D5.2 Data access protocol for DBSS data, linked to survey data, conforming FAIR principles is the work of Luzia M. Weiss of SSHOC partner SHARE ERIC. The Survey of Health, Ageing and Retirement in Europe (SHARE) is the largest pan-European social science panel study of its type and investigates individual, economic, health-related, and social impacts of the aging process in order to shed light on the implications of population aging for individuals and society as a whole.
Dried Blood Spot Samples as an Objective Measure of Health
The SHARE database includes indicators such as individual grip strength, peak expiratory flow, walking speed, and chair stand. On the basis that they can help to identify pre-disease physiological processes which are below the threshold of an individual’s perception, it was decided in 2015 to collect dried blood spot samples (DBSS) as an additional objective measure of health. Eleven European countries and Israel participated.
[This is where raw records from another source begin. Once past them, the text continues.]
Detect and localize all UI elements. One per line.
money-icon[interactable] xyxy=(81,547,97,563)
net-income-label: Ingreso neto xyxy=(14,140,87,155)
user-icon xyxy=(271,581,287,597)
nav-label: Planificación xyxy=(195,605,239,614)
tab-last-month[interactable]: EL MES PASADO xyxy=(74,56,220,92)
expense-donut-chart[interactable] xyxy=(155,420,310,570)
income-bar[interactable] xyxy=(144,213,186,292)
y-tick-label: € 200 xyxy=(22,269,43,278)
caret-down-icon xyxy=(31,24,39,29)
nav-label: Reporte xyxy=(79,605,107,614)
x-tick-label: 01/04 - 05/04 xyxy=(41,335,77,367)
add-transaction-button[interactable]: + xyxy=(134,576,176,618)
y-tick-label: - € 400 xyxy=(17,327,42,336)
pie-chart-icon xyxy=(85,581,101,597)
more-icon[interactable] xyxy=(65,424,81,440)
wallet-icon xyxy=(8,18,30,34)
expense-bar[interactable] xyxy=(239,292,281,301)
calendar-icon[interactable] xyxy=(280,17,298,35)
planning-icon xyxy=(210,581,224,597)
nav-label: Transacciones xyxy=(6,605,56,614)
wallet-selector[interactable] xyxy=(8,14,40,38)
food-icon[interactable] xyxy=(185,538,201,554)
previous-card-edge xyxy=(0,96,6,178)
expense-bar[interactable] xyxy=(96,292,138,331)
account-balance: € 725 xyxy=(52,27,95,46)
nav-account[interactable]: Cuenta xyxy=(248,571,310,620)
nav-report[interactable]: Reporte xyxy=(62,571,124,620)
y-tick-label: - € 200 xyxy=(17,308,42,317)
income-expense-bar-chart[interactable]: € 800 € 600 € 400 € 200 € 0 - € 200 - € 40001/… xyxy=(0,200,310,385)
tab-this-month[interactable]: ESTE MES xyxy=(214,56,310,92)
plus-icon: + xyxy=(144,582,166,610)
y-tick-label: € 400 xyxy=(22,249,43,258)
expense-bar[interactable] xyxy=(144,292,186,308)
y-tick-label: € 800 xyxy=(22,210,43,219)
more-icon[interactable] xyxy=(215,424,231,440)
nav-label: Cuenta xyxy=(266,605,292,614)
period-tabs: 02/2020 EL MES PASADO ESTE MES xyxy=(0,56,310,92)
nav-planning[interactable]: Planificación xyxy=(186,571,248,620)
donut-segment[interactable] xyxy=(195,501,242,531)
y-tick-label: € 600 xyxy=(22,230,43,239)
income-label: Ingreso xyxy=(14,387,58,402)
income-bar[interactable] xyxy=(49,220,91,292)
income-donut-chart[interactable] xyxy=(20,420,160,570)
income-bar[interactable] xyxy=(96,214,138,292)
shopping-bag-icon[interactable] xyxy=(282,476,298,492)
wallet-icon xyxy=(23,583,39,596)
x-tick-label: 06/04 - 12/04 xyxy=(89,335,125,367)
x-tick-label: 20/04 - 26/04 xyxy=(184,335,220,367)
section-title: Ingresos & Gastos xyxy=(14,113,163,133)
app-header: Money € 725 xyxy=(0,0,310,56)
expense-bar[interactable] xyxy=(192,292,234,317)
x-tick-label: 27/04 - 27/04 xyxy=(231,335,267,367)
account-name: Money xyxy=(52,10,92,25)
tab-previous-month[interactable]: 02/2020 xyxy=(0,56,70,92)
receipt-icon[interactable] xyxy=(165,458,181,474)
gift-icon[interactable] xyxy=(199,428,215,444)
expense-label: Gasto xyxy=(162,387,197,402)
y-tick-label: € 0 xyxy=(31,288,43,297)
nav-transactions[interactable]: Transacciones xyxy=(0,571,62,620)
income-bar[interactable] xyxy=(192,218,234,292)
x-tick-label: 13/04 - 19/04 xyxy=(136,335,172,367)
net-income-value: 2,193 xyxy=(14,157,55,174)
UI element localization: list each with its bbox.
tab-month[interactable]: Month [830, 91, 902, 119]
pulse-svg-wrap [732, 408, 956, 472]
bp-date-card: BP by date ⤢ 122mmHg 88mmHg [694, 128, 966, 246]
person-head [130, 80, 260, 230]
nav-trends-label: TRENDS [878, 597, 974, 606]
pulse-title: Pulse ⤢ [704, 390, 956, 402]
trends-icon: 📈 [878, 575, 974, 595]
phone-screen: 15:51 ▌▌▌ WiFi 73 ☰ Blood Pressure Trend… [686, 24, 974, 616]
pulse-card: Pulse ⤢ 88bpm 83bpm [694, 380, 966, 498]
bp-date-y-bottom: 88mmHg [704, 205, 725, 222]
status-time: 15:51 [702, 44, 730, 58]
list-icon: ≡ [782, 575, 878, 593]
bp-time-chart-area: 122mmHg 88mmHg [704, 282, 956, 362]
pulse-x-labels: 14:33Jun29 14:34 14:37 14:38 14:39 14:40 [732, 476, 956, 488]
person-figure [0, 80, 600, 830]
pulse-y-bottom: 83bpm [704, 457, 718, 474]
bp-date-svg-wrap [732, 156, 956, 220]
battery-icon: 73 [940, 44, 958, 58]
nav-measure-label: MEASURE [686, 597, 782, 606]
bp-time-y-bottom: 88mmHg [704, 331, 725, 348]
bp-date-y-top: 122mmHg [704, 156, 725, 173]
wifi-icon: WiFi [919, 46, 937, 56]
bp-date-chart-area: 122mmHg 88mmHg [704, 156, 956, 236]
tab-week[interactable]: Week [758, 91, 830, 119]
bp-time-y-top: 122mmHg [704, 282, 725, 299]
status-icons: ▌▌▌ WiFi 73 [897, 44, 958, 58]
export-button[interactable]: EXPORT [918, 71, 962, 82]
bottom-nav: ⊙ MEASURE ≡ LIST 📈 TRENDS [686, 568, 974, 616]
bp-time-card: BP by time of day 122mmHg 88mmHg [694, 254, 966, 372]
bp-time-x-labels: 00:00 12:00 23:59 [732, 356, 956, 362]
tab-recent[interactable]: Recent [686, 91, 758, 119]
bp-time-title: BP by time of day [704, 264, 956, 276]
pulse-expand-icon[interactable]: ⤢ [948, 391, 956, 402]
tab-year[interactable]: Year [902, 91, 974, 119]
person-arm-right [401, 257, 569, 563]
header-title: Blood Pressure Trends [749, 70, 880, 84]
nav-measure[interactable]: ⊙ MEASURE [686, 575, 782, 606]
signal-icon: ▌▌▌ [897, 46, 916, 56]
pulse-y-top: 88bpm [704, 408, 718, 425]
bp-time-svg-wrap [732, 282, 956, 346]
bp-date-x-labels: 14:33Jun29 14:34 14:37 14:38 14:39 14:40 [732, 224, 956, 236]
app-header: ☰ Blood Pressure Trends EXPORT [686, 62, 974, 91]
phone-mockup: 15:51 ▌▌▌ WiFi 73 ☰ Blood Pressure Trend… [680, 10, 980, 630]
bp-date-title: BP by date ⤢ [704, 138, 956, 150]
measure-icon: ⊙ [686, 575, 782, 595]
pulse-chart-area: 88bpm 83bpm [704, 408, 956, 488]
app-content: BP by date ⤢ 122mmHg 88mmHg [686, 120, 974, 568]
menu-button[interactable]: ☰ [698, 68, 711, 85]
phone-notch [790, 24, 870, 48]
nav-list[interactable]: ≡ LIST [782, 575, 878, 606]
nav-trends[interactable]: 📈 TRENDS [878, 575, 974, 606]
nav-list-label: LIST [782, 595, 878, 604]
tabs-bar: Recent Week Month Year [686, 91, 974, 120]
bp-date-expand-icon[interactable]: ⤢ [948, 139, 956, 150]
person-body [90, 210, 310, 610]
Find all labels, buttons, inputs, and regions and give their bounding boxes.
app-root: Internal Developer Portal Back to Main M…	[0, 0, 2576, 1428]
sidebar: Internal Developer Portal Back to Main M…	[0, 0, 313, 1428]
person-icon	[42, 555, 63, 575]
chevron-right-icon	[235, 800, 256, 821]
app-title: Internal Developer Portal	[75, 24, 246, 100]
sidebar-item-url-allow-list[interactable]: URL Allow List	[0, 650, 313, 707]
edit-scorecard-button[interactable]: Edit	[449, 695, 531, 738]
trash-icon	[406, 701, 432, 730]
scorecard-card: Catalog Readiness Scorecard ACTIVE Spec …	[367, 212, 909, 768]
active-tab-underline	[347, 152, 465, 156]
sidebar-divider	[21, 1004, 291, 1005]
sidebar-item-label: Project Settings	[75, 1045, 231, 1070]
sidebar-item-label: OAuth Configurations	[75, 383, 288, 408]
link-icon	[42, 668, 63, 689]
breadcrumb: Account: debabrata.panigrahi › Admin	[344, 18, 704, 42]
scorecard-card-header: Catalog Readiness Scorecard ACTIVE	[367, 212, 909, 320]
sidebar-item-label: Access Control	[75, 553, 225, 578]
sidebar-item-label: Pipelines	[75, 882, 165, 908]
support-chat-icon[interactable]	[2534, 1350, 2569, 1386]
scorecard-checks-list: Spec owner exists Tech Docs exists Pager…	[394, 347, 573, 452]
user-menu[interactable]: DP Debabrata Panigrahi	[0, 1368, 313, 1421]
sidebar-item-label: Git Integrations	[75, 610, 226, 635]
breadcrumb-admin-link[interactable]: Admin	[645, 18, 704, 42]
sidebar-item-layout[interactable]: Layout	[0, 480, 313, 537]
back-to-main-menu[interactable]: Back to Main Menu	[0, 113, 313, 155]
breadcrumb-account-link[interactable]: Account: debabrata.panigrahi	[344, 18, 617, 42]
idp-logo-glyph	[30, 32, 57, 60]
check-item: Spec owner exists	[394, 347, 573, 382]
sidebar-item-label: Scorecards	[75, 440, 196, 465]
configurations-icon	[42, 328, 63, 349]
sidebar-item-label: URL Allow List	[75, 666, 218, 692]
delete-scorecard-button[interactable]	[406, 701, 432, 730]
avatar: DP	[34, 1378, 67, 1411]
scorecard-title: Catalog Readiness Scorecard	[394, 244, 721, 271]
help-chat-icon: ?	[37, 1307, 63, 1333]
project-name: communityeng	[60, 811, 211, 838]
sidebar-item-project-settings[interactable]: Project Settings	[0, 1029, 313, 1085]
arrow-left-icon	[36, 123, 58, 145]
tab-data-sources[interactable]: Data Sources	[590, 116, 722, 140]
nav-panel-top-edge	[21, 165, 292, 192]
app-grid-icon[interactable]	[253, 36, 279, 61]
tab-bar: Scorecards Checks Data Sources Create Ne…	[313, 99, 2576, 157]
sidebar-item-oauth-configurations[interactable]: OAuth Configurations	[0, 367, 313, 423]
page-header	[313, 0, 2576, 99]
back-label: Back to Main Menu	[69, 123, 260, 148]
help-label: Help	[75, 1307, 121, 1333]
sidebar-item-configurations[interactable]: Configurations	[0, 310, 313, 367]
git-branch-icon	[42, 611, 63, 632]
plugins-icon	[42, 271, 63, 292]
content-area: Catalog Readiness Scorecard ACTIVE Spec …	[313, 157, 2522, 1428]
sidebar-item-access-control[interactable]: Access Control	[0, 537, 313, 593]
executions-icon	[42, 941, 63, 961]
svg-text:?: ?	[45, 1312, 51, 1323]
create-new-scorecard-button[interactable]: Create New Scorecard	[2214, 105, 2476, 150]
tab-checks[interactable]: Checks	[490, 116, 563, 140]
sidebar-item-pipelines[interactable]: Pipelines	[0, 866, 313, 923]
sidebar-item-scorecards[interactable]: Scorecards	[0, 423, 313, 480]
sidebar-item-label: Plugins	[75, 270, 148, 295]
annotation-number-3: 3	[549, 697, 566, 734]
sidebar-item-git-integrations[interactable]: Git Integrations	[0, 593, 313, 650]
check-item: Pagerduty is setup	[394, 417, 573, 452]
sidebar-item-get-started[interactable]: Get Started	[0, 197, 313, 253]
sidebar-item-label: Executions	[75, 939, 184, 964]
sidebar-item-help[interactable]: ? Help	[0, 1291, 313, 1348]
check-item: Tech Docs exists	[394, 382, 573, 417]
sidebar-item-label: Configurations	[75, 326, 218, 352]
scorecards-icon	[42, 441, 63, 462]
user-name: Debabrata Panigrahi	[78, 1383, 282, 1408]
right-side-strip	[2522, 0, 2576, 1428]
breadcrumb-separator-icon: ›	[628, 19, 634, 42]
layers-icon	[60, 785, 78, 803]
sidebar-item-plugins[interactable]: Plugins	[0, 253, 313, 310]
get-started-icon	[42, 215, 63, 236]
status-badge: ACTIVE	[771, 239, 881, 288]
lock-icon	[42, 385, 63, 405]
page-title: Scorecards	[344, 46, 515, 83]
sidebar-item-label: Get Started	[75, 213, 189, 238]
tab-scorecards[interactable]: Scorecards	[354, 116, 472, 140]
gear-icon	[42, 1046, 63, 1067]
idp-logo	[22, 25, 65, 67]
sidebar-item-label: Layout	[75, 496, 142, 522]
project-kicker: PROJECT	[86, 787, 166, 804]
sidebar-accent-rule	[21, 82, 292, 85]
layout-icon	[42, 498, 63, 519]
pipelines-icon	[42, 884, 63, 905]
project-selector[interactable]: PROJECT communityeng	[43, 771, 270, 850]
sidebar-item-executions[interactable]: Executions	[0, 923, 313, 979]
Intrinsic Differences between Biomedical DBSS and Traditional Self-reported Survey Data
Unlike traditional self-reported survey data, DBSS and other biomedical data must often be extensively processed, validated and calibrated before they can be made available for analysis using the statistical techniques and models common in the Social Sciences and Humanities. While survey data are usually available directly after data collection, the inclusion of biological samples into the database requires an additional step, the laboratory analysis of the samples.
This special character of the DBSS data required a review of the general SHARE Data Access Plan and its compliance with FAIR principles. The procedures adopted and described in the report will be of interest to researchers, survey methodologists, and data archives providing biomedical data collected in survey settings.
Structure of the Report
The report provides all the relevant background information and preparatory steps for making biomarker data accessible following the FAIR principles. This information includes a summary of the process of implementing the dried blood spot samples (DBSS) collection in SHARE, a description of the structured validation experiment carried out to identify the possible effect of varying fieldwork conditions on the values measured in DBSS, and an overview of the way in which SHARE data in general adhere to the FAIR principles.
The report concludes that while dried blood spot samples (DBSS) need specific consideration in terms of data privacy and ethical requirements, users can access and download the DBSS data in the same way and under the same conditions as the regular SHARE data - that is, without the need for an extra user statement to be signed. It is expected that this easy access to the DBSS data will increase data re-use.